C’est le duel que tout le continent attend. Mercredi, au stade Prince Moulay Abdellah de Rabat, le Maroc affrontera le Nigeria pour une place en finale de la CAN. Pour faire face à l’armada offensive des Super Eagles, Walid Regragui mise sur une préparation millimétrée, entre data et analyses vidéo de pointe.
La vidéo au service de la tactique
Selon les informations de AlMountakhab, le staff technique marocain passe ses nuits à décortiquer le jeu nigérian. L’objectif est clair : identifier la moindre faille dans l’organisation des Super Eagles, invaincus et auteurs de 14 buts depuis l’ouverture du tournoi. Walid Regragui, connu pour son pragmatisme, utilise des outils technologiques de dernière génération pour neutraliser les transitions rapides du Nigeria et isoler leur fer de lance, Victor Osimhen.

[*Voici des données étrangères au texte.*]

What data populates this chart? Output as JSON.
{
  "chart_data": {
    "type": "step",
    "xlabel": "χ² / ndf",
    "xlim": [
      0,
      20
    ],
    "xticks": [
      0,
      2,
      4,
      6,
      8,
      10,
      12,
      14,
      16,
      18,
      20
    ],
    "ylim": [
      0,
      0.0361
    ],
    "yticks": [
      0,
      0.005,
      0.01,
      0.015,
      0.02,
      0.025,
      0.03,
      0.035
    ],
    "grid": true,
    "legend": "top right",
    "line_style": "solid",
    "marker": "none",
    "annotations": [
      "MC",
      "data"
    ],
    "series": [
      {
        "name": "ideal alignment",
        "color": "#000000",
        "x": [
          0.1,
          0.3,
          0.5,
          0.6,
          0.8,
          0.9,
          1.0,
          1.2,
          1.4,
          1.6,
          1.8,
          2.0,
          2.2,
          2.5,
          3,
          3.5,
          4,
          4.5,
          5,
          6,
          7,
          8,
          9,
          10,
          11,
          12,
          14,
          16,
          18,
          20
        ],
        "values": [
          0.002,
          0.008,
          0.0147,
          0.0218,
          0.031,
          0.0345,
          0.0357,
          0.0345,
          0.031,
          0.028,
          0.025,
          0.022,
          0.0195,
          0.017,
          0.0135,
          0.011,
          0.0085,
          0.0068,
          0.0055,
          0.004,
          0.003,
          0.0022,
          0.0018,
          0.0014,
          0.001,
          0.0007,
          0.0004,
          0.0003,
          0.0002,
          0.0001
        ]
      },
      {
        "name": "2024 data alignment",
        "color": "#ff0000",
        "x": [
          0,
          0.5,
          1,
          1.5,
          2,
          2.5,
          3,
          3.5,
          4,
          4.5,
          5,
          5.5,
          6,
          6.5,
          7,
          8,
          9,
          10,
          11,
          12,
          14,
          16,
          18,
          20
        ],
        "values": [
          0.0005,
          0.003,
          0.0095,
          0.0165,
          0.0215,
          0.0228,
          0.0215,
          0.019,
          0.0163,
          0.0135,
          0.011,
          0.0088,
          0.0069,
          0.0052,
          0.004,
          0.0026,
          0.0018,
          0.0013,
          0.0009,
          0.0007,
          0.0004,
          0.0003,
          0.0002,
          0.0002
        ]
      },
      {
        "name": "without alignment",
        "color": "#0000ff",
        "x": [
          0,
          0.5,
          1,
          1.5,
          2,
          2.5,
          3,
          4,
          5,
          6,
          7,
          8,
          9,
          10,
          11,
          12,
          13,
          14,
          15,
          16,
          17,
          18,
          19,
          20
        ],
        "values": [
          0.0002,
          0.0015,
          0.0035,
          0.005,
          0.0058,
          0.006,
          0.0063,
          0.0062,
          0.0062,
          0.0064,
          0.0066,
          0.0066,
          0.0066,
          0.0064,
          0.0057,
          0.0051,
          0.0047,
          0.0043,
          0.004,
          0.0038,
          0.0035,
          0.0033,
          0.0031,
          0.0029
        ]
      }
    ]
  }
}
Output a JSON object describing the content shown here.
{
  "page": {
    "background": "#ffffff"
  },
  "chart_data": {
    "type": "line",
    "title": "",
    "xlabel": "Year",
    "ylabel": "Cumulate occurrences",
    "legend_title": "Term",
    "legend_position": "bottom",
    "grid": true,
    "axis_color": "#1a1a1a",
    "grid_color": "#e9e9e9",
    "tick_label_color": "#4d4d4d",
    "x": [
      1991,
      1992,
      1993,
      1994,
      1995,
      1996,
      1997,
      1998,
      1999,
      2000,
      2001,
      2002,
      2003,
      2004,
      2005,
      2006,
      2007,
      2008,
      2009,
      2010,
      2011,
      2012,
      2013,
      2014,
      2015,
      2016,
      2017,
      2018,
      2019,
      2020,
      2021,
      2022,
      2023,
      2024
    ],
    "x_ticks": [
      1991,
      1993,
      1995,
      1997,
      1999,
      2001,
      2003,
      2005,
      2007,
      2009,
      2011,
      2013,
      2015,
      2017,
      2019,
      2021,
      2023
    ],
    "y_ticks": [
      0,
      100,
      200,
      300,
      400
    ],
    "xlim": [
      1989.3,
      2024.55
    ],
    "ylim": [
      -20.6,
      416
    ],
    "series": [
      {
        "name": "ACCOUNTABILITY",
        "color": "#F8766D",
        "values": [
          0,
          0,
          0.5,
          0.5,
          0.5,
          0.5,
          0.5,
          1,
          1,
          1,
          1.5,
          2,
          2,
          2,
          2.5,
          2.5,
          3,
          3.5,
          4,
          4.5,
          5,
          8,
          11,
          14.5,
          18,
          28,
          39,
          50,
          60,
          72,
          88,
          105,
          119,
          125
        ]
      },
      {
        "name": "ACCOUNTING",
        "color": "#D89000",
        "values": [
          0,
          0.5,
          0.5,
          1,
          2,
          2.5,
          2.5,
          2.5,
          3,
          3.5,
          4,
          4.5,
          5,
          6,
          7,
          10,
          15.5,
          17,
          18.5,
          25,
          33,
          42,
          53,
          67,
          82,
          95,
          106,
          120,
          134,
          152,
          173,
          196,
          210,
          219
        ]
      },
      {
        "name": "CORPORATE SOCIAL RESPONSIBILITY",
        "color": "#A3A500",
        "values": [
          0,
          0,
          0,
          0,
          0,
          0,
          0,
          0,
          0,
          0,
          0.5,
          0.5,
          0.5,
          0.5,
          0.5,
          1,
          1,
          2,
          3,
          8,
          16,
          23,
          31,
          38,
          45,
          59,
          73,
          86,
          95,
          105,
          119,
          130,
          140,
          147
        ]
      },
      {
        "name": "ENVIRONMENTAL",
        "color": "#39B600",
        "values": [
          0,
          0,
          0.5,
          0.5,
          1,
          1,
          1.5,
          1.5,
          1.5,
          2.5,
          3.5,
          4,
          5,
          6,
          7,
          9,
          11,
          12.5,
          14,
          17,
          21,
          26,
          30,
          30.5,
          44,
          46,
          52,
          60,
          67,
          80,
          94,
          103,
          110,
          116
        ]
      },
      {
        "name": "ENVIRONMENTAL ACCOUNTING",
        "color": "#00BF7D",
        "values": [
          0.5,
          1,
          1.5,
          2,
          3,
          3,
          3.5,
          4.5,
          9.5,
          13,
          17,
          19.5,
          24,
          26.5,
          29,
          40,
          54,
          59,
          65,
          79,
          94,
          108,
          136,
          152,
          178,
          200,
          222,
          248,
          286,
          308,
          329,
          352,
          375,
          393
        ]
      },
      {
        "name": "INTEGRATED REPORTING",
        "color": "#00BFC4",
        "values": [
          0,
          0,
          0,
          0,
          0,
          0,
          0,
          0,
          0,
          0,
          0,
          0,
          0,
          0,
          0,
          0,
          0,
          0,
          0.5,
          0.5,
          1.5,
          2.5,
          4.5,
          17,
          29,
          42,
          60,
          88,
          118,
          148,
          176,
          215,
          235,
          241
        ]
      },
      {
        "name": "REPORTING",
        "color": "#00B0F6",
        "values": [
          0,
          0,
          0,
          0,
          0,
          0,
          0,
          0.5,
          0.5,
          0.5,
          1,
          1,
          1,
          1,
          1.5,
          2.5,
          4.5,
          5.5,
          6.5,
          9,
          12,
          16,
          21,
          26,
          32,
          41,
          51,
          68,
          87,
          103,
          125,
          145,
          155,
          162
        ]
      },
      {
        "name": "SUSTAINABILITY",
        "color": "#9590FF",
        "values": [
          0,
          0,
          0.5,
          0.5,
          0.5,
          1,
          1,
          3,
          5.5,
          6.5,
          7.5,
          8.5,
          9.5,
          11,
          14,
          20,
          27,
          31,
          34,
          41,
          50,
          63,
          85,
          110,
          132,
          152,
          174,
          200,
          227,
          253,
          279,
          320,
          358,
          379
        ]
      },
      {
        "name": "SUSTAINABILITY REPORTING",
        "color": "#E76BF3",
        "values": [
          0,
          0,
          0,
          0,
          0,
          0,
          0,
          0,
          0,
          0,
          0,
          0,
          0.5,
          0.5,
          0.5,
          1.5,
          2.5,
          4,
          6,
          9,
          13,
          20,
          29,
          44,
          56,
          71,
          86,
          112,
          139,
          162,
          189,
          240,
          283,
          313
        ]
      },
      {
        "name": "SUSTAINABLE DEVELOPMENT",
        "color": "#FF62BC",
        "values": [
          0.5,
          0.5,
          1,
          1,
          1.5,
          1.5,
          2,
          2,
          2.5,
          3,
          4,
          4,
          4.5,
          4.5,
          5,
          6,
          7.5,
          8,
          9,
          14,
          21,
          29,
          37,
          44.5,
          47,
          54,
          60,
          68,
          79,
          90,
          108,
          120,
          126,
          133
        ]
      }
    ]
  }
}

Le duel des extrêmes : Défense d’acier contre attaque de feu
Cette demi-finale propose une opposition de styles fascinante :
- Le mur marocain : Avec quatre clean sheets (matchs sans encaisser de but), les Lions de l’Atlas possèdent la défense la plus hermétique du tournoi.
- L’offensive nigériane : Mené par un Osimhen de gala, le Nigeria est la machine à marquer de cette compétition.
[Image d’une infographie comparant les statistiques clés : Maroc (Défense, 4 clean sheets) vs Nigeria (Attaque, 14 buts marqués)]
Brahim Díaz, le facteur X
Si le Nigeria marque beaucoup, le Maroc possède le joueur le plus décisif de la compétition. Le milieu offensif du Real Madrid, Brahim Díaz, survole le tournoi. Actuel meilleur buteur avec cinq réalisations, il est le moteur de l’animation offensive marocaine (9 buts au total). Sa capacité à briser les lignes et sa précision devant le but seront les principaux atouts de Regragui pour faire sauter le verrou nigérian.
L’avantage du terrain
En jouant à Rabat, devant leur public, les Lions de l’Atlas bénéficient d’un douzième homme de poids. Après avoir écarté le Cameroun avec autorité (2-0), la confiance est maximale dans le camp chérifien. Mais face à des Super Eagles qui n’ont pas encore tremblé en phase à élimination directe, le moindre détail tactique, décelé par la vidéo ou sur le terrain, fera la différence entre la finale et le match de classement.